The Government will offer a Cybersecurity Labelling Scheme (CLS) that device manufacturers can voluntarily apply for, which provides different levels of cybersecurity ratings to help consumers easily assess the level of security offered by a smart device and make informed choices. These labels indicate the security provisions of the registered products, based on a series of assessments on:

• Meeting basic security requirements such as ensuring no universal default password;
• Adherence to the principles of Security-By-Design;
• Absence of common software vulnerabilities; and
• Resistance to common cyber-attacks.

Details of the Scheme
For a start, CSA will introduce the CLS to Wi-Fi routers and smart home hubs. These products are prioritised because of their wider usage, as well as the impact that a compromise of the products could have on users. It will progressively include other IoT devices, including web cameras.
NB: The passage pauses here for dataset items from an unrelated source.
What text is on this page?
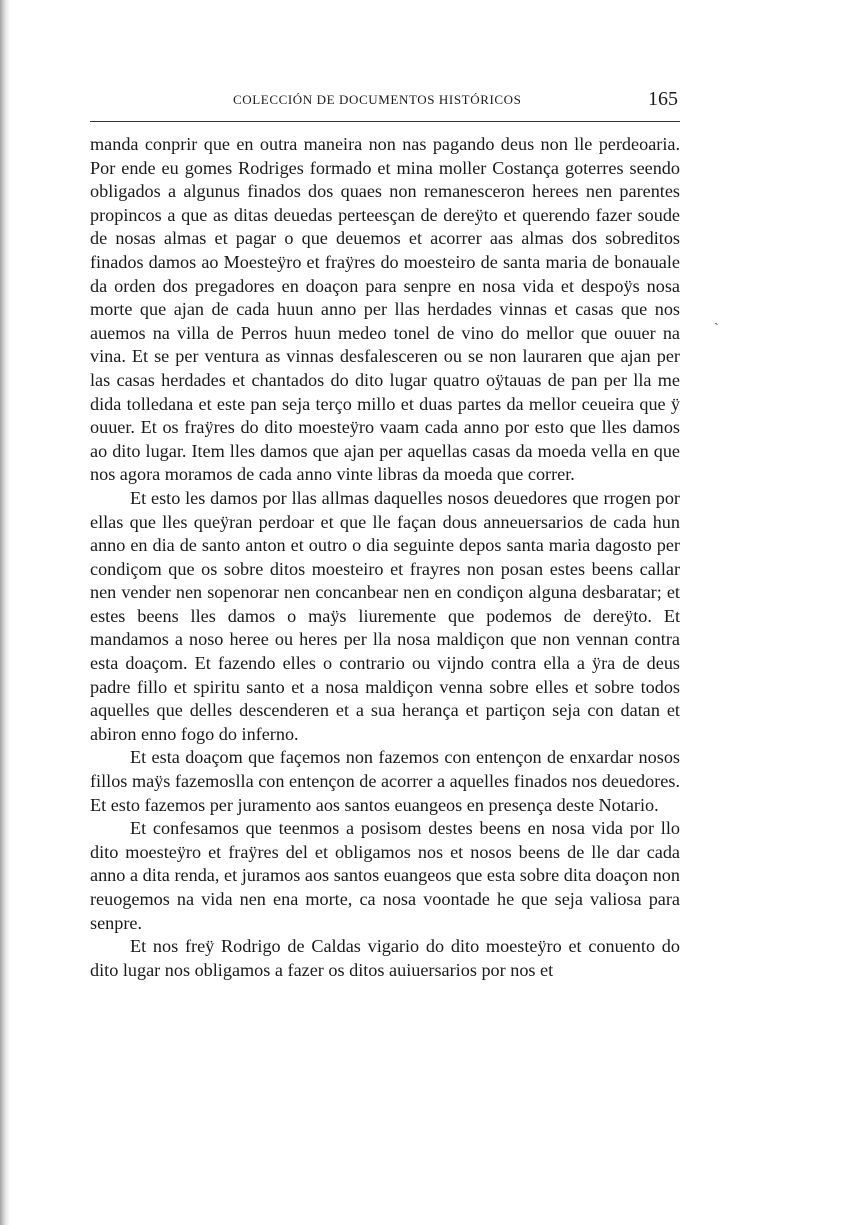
COLECCIÓN DE DOCUMENTOS HISTÓRICOS	165
ˎ

manda conprir que en outra maneira non nas pagando deus non lle perdeoaria. Por ende eu gomes Rodriges formado et mina moller Costança goterres seendo obligados a algunus finados dos quaes non remanesceron herees nen parentes propincos a que as ditas deuedas perteesçan de dereÿto et querendo fazer soude de nosas almas et pagar o que deuemos et acorrer aas almas dos sobreditos finados damos ao Moesteÿro et fraÿres do moesteiro de santa maria de bonauale da orden dos pregadores en doaçon para senpre en nosa vida et despoÿs nosa morte que ajan de cada huun anno per llas herdades vinnas et casas que nos auemos na villa de Perros huun medeo tonel de vino do mellor que ouuer na vina. Et se per ventura as vinnas desfalesceren ou se non lauraren que ajan per las casas herdades et chantados do dito lugar quatro oÿtauas de pan per lla me dida tolledana et este pan seja terço millo et duas partes da mellor ceueira que ÿ ouuer. Et os fraÿres do dito moesteÿro vaam cada anno por esto que lles damos ao dito lugar. Item lles damos que ajan per aquellas casas da moeda vella en que nos agora moramos de cada anno vinte libras da moeda que correr.

Et esto les damos por llas allmas daquelles nosos deuedores que rrogen por ellas que lles queÿran perdoar et que lle façan dous anneuersarios de cada hun anno en dia de santo anton et outro o dia seguinte depos santa maria dagosto per condiçom que os sobre ditos moesteiro et frayres non posan estes beens callar nen vender nen sopenorar nen concanbear nen en condiçon alguna desbaratar; et estes beens lles damos o maÿs liuremente que podemos de dereÿto. Et mandamos a noso heree ou heres per lla nosa maldiçon que non vennan contra esta doaçom. Et fazendo elles o contrario ou vijndo contra ella a ÿra de deus padre fillo et spiritu santo et a nosa maldiçon venna sobre elles et sobre todos aquelles que delles descenderen et a sua herança et partiçon seja con datan et abiron enno fogo do inferno.

Et esta doaçom que façemos non fazemos con entençon de enxardar nosos fillos maÿs fazemoslla con entençon de acorrer a aquelles finados nos deuedores. Et esto fazemos per juramento aos santos euangeos en presença deste Notario.

Et confesamos que teenmos a posisom destes beens en nosa vida por llo dito moesteÿro et fraÿres del et obligamos nos et nosos beens de lle dar cada anno a dita renda, et juramos aos santos euangeos que esta sobre dita doaçon non reuogemos na vida nen ena morte, ca nosa voontade he que seja valiosa para senpre.

Et nos freÿ Rodrigo de Caldas vigario do dito moesteÿro et conuento do dito lugar nos obligamos a fazer os ditos auiuersarios por nos et
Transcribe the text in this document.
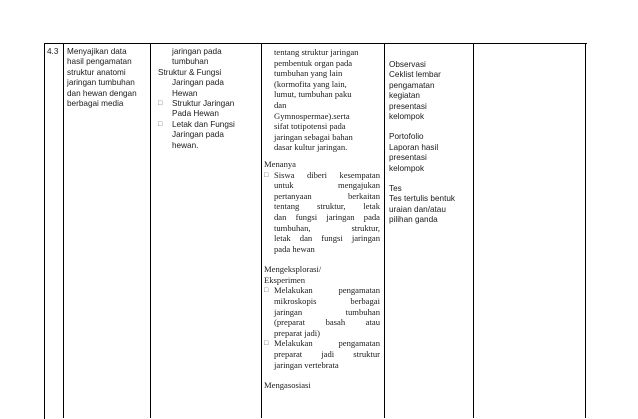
4.3 Menyajikan data
hasil pengamatan
struktur anatomi
jaringan tumbuhan
dan hewan dengan
berbagai media
jaringan pada
tumbuhan
Struktur & Fungsi
Jaringan pada
Hewan
□	Struktur Jaringan
Pada Hewan
□	Letak dan Fungsi
Jaringan pada
hewan.
tentang struktur jaringan
pembentuk organ pada
tumbuhan yang lain
(kormofita yang lain,
lumut, tumbuhan paku
dan
Gymnospermae).serta
sifat totipotensi pada
jaringan sebagai bahan
dasar kultur jaringan.
Menanya
□ Siswa diberi kesempatan
untuk mengajukan
pertanyaan berkaitan
tentang struktur, letak
dan fungsi jaringan pada
tumbuhan, struktur,
letak dan fungsi jaringan
pada hewan
Mengeksplorasi/
Eksperimen
□ Melakukan pengamatan
mikroskopis berbagai
jaringan tumbuhan
(preparat basah atau
preparat jadi)
□ Melakukan pengamatan
preparat jadi struktur
jaringan vertebrata
Mengasosiasi
Observasi
Ceklist lembar
pengamatan
kegiatan
presentasi
kelompok
Portofolio
Laporan hasil
presentasi
kelompok
Tes
Tes tertulis bentuk
uraian dan/atau
pilihan ganda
The CLS is a voluntary scheme. The CLS takes reference from the European Standard EN 303 645 ‘Cyber Security for Consumer Internet of Things: Baseline Requirements’. To encourage adoption of the scheme, CSA will waive the application fees for the CLS for a year.

At the 5th ASEAN Ministerial Conference on Cybersecurity (AMCC), Mr S Iswaran, Minister for Communications and Information, Minister-in-charge of Cybersecurity, highlighted that CSA plans to work with ASEAN member states and other international partners to establish mutual recognition arrangements for the CLS to enhance security standards of the global IoT device market.

“This takes on added significance when we consider the potential of 5G and the proliferation of IoT devices,” he said.

At the International IoT Security Roundtable 2020, Dr Janil Puthucheary pointed out that the CLS will be aligned to international security standards for consumer IoT products. “Given the borderless and interconnected nature of cyberspace, a global approach is necessary…And it would be continuously improved, to nudge businesses to embrace higher security standards, based on market interests, as well as the industry’s acceptance and readiness. Through this, we hope to strike a balance between raising cyber hygiene and encouraging the advent of new and innovative products.”

Also included in the Singapore’s Safer Cyberspace Masterplan 2020 is the introduction of a voluntary SG Cyber Safe Trustmark by 2021. Enterprises with the Trustmark demonstrate to their clients that they have put in place certain pre-determined cybersecurity measures. CSA pointed out that while achieving the Trustmark does not mean that the enterprise is secure from all malicious cyber activities, clients can nevertheless be better assured of the cybersecurity measures of the enterprise, and enterprises are incentivised to invest in cybersecurity as it becomes a competitive advantage.